8. Başvurucu, Bakanlığın görüşüne karşı süresinde
beyanda bulunmuştur.
III. OLAY VE OLGULAR
9. Başvuru formu ve eklerinde ifade edildiği şekliyle ve
Ulusal Yargı Ağı Bilişim Sistemi’nden (UYAP) elde edilen bilgi ve belgeler
çerçevesinde olaylar özetle şöyledir:
A. Genel Olarak
10. Başvurucu Gezi Parkı olayları kapsamında Ankara Dikmen
Semti’nde 26/6/2013’te yapılan gösteriye katılmıştır.
11. Saat 23.00 sıralarında TOMA ve AKREP olarak tabir
edilen zırhlı araçlarla yapılan müdahalede kullanılan basınçlı su ve biber
gazından etkilenerek olay yerinden uzaklaşmaya çalışan başvurucu, ara
sokaklardaki polis müdahalesinden korunmak için bir kıraathanenin önünde
beklemeye başlamıştır. Başvurucunun yanında, arkadaşının on yedi yaşındaki oğlu
olan D.K. isimli bir gösterici vardır.
12. Başvurucunun beyanına göre göstericiler dağıldıktan
sonra başvurucunun beklediği yere gelen polis, başvurucuyu gözaltına almıştır.
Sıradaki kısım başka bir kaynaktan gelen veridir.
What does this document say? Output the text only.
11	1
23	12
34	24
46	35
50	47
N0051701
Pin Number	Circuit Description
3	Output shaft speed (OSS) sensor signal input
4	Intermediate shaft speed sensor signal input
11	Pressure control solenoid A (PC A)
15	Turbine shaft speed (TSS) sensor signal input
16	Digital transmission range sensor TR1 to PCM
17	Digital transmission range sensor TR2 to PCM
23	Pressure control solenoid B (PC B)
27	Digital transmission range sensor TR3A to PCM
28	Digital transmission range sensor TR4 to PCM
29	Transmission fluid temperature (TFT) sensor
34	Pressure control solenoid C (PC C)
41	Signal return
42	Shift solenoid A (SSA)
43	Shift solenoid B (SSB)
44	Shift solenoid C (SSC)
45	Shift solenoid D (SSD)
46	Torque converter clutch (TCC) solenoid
Başvurucu; polislerin ekip aracına bindirirken ve araç içinde göğüs, kalça ve
cinsel organına dokunmak suretiyle kendisine cinsel saldırıda bulunduklarını,
araç içinde ellerini kelepçelediklerini, başına vurduklarını, kucağına bir
polisin oturarak cinsel saldırıyı sürdürdüğünü öne sürmüştür. Bir saat kadar
sonra AKREP olarak tabir edilen başka bir araca bindirildiğini, kendisine
sigara ve su verilmediğini, tehdit edildiğini öne sürmüştür.
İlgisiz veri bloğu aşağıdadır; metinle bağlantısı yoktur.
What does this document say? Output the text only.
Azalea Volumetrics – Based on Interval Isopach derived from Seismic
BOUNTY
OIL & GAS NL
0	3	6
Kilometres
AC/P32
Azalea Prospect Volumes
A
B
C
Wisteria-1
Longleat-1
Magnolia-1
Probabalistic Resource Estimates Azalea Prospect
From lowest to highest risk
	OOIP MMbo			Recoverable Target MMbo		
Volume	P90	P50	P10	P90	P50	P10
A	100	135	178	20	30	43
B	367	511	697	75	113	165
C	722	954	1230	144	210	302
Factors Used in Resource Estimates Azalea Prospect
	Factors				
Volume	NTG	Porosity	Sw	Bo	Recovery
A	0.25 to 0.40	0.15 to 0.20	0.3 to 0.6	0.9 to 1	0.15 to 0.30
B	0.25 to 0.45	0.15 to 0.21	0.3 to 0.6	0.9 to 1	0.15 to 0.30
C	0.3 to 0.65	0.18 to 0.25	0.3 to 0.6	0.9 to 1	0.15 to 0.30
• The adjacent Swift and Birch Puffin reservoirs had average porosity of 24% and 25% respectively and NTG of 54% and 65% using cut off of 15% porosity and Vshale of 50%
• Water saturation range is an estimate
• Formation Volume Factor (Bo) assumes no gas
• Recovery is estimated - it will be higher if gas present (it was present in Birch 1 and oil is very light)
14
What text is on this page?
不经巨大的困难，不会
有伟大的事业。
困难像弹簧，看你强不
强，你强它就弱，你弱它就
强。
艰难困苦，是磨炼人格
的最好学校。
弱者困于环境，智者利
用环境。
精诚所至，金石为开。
13. 27/6/2013 günü saat 01.30’da yakalanan başvurucu
hakkında Yakalama Tutanağı düzenlenmiştir.
14. Ankara Gazi Mustafa Kemal Devlet Hastanesinin
27/6/2013 tarihli raporuna göre başvurucunun sol dirsek iç yüzünde 6 cm2lik ekimotik
alan mevcuttur.
15. 27/6/2013 günü saat 08.00’de on beş polis memuru ve
amiri tarafından Olay Tutanağı tanzim edilmiştir. Tutanakta olay günü
Ankara’nın çeşitli bölgelerinde yapılan gösterilerle ilgili bilgiler yer
almaktadır. Dikmen Caddesi Polisevi Kavşağı'nda meydana gelen olaylarla ilgili
açıklamalar şöyledir:
“Saat:
23.30’da Dikmen-Sinan Caddesi Mimar Sokak üzerinde toplanan ve aralarında
Halkevlerine müzahir şahısların bulunduğu yaklaşık (400) kişilik grup yolu araç
trafiğine kapatmış ve yola barikat kurarak beklemeye başlamıştır.
Saat
00.10'da Sinan Caddesi ve Mimar Sokak üzerinde bulunan herkesin duyabileceği
şekilde ses yayın aracı vasıtasıyla görevlilerimiz tarafından yolu araç
trafiğine kapatan gruba hitaben “Yaptığınız eylem 2911 sayılı Toplantı ve
Gösteri Yürüyüşleri Kanununa aykırıdır. Yolu Trafiğe Açınız ve dağılınız.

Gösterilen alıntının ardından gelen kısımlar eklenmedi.